又思及妤欢,相见不过数次,却是与记忆里的妤欢大相径庭,唯有喜好白裙这一点,没变。
忽而一道若有若无的丝竹之乐随着夜风将赫连歆萦绕,赫连歆停步侧耳倾听,捕捉到乐声里的冷情和决绝。
赫连歆自小学琴,一弦一乐都是赫连奶奶亲自教授。
赫连奶奶曾告诉她:“赫连有道,道法如琴,一弦一符,生生不息。”
赫连歆循声而上,穿过层层宫墙,终见房脊上一浅衣少年抚琴而坐。月明星稀,微风习习,琴声似切,好一个风光霁月之人。
赫连歆远远地站着,又见宫殿牌匾上赫然写着三个赤金大字“明川阁”,不禁心生疑惑,祝大人的宫殿里何时多了这样一个人。

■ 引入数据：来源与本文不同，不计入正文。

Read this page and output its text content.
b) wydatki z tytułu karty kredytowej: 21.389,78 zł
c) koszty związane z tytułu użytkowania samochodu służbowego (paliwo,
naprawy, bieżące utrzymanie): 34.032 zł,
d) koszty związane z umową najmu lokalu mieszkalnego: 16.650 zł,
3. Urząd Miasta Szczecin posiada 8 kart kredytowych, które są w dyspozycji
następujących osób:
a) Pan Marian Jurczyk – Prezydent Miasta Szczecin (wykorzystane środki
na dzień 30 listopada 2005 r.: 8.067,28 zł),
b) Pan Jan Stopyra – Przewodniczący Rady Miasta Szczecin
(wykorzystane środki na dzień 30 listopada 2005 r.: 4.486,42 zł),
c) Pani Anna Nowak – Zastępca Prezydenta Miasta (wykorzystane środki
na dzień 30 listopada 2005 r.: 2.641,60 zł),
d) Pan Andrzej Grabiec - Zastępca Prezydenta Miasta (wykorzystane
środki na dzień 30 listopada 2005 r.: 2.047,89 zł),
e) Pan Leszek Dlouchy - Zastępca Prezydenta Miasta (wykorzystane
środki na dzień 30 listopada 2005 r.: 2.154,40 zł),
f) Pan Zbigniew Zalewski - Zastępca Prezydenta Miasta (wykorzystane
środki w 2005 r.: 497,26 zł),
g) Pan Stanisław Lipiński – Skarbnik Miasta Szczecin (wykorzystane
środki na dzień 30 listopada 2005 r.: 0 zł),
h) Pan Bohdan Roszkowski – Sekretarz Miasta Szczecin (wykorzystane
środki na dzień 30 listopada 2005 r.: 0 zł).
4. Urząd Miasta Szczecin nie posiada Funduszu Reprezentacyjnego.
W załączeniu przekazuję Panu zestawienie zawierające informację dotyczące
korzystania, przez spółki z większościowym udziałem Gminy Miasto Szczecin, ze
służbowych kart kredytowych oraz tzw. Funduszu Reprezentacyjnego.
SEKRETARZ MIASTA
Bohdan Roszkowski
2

一曲未了,屋脊上的人停下手上的动作看向檐下望月之人,四目相对,仿若重逢。
赫连歆大摇大摆走进明川阁,轻身跃上屋顶落在弹琴之人的面前。
弹琴之人显然没料到赫连歆这般不大的孩子一跃而至高房,只见他眼里闪过惊讶,随即轻笑一声,道:“看不出来呢,小妹妹多大了?哪家的孩子?叫什么名字?”
声音细润,如山涧染了月光的清泉。
赫连歆自动忽略这些问题,反问他:“怎么不继续了?”
那人扬眉,复又继续了这段未完的弦乐。
琴声欢愉,在皎白月光下引来几个舞女,腰若细柳,声如莺燕……
赫连歆坐在一旁,托着腮看着眼前人。月光照着他的脸,细看之下,倒是见眉眼有几分似曾相识之感。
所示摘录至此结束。